| Siegburg d 20 März 1869.
Hochverehrter Freund u. Meister.
Die Nothwendigkeit mir hier eine neue Erwerbsquelle zu schaffen hat mich in der letzten Zeit so in Anspruch genommen, daß ich unter vielem Andern sogar auch fort und fort verschoben habe, Ihnen für Ihre freundliche anerkennende Beurtheilung meiner schriftlichen Arbeit zu danken.
Unter dem Titel: "Die menschliche Kopf-Arbeit, dargestellt von einem Hand-Arbeiter, eine abermalige Kritik der reinen und praktischen Vernunft," wird dieselbe demnächst im Buchhandel erscheinen.

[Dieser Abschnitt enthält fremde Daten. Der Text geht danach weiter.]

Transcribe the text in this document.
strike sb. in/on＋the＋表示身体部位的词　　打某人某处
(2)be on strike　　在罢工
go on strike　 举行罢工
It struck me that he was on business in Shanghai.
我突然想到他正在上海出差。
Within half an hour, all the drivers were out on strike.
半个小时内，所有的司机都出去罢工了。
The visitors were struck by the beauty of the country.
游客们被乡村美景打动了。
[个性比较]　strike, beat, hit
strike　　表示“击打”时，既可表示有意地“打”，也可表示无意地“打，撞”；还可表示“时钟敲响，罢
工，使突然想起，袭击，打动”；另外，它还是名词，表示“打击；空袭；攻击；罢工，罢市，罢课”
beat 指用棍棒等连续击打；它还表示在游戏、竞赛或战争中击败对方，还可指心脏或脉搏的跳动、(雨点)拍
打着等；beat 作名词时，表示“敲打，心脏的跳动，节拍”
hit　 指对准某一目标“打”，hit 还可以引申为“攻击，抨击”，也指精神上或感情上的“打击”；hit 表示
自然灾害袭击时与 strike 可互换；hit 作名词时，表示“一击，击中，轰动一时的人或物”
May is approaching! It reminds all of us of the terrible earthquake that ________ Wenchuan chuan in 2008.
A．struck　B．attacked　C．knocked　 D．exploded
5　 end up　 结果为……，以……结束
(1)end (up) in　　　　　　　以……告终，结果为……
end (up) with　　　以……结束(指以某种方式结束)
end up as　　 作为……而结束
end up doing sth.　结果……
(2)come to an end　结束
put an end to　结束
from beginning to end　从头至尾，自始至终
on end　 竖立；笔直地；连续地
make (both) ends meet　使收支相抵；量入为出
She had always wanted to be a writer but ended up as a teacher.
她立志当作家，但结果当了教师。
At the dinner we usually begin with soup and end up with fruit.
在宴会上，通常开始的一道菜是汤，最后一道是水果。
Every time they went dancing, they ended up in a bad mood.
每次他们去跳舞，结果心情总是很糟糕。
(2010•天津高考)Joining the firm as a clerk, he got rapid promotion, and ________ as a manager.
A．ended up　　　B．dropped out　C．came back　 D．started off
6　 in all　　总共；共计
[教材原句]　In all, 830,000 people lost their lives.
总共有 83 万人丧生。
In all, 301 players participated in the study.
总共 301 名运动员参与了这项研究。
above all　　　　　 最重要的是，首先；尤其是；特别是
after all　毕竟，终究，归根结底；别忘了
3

Indem ich die Druckkosten guarantirte, habe ich Ihren Verleger, Otto Meissner, vermocht, die Sache zu übernehmen.
| Eine Sektion des
internationalen Arbeiter-Vereins hier zu gründen ist mir soweit gelungen, daß
ich ca ein Dutzend intensive
Anhänger der Sache aufgefunden, welche aber sehr verstreut in der
Umgegend wohnen, von denen jeder in seinem näheren Kreise den Saamen der
Erkenntniß weiter pflanzt. Speziell in Siegburg ist das Terrain zur Agitation
wohl geeignet, indem hier zwei bedeutende industrielle Etablissements arbeiten,
eine Eisenhütte, Gießerei Maschinenbau u.s.w. und eine sehr bedeutende
Kattundruckerei. Unter diesen Arbeitern für unsere Sache zu wirken,
habe ich wohl viel Neigung, aber wenig Talent. Ich bin gar wenig Redner und was
schlimmer, gar zu befangen im persönlichen Verkehr. Einstweilen habe ich damit
| zu thun, mir eine Gerberei derart modern einzurichten, ein so vorzügliches
Arbeitsinstrument anzuschaffen, daß meine persönliche Arbeitskraft damit ein
anständiges Einkommen für meine Familie erzielen mag. Ich bin so glücklich
Kapital genug dazu zu besitzen. Unterdessen suche ich mit den örtlichen
Verhältnissen und Persönlichkeiten bekannt zu werden und warte mit großem
Verlangen auf die Gelegenheit für die revoloutionaire Idee öffentlich wirken zu
können. Hoch erfreut haben mich diese Tage unsere Kämpfer im Reichstag des
Norddeutschen Bundes.
Schließen Reichstage
v. Schweitzer & Bebel & Fritsche haben
sich recht wacker gezeigt und der Karl Braun und die Abgeordneten
der Nationalliberalen Partei?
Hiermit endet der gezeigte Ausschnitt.